I’m taking a course in CX Writing for Marketing Engagement with the UX Writers Collection. It’s a great self-paced class designed by a leading Content Developer for companies like Nordstrom, AT&T, Google and Facebook. This week’s lesson was on how to write for increased engagement. It included a video from Google’s I/O ‘17 presented by three women on the Google Content team. It’s definitely worth 30 minutes of your time if you’re in any type of content development, UX writing or product management role. My key take-away is that user-first UX writing must be:
Clear: written in language free of jargon and with sufficient context
Concise: written in a style that is economical and scannable
Useful: written in a way that directs the next action
Your brand voice, applied with the appropriate tone, is layered onto these principles to achieve great UX writing.

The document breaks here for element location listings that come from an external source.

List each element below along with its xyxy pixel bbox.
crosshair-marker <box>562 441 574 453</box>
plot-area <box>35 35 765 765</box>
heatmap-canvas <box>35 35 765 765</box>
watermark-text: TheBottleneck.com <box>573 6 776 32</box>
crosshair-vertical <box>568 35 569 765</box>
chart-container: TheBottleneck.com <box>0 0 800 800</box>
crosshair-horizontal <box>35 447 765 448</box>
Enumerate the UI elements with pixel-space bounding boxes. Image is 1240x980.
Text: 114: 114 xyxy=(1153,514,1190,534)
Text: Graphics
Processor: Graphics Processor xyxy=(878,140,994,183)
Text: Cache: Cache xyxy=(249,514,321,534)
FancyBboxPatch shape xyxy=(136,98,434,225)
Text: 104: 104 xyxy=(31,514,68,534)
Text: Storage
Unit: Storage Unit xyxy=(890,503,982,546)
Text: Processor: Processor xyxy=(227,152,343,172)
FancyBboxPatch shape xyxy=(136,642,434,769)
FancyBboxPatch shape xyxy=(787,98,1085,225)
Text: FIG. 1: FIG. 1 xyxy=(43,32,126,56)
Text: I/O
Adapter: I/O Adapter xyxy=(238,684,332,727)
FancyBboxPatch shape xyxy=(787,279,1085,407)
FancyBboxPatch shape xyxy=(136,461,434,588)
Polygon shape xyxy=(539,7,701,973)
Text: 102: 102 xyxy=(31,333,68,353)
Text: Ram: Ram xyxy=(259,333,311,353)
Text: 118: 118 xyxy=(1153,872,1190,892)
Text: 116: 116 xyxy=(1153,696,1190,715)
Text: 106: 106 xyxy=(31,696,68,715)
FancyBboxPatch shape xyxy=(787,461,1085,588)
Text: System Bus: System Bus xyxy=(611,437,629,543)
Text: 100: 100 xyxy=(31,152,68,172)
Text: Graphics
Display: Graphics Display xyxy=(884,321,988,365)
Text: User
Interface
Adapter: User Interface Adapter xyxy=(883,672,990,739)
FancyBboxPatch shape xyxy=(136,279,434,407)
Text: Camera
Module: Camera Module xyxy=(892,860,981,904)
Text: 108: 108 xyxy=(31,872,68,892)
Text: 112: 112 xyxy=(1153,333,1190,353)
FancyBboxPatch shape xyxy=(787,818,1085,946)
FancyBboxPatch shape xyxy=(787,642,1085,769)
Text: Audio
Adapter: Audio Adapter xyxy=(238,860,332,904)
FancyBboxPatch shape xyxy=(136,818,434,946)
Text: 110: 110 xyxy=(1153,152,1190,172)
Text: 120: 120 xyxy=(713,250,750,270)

I couldn’t help but connect these three principles to a book I’m reading right now recommended by a friend who listened as I complained about my need to break an increasingly bad habit of overconsumption of social media. She sent me James Clear's NY Times bestseller Atomic Habits. Clear notes whenever you want to change your behavior, ask yourself four questions:
How can I make it obvious?
How can I make it attractive?
How can I make it easy?
How can I make it satisfying?
These questions are at the core of human instinct. It is what drives our behaviors whether you’re trying to change your own personal habit (stop mindless Instagram scrolling), or you’re writing UX for a technology product to encourage new adoptions. How we structure and frame a new behavior makes all the difference in whether it’s adopted (action is achieved, old habit is broken, a new habit is formed, a product is adopted, the button is clicked on, the user swipes rights, you get the idea) or whether the action isn’t taken, the old habits subsist, the user “Xs out.”
As I think about the customer journey for various products and services offered by my clients, I keep these four questions and three core principles at the forefront of my writing process.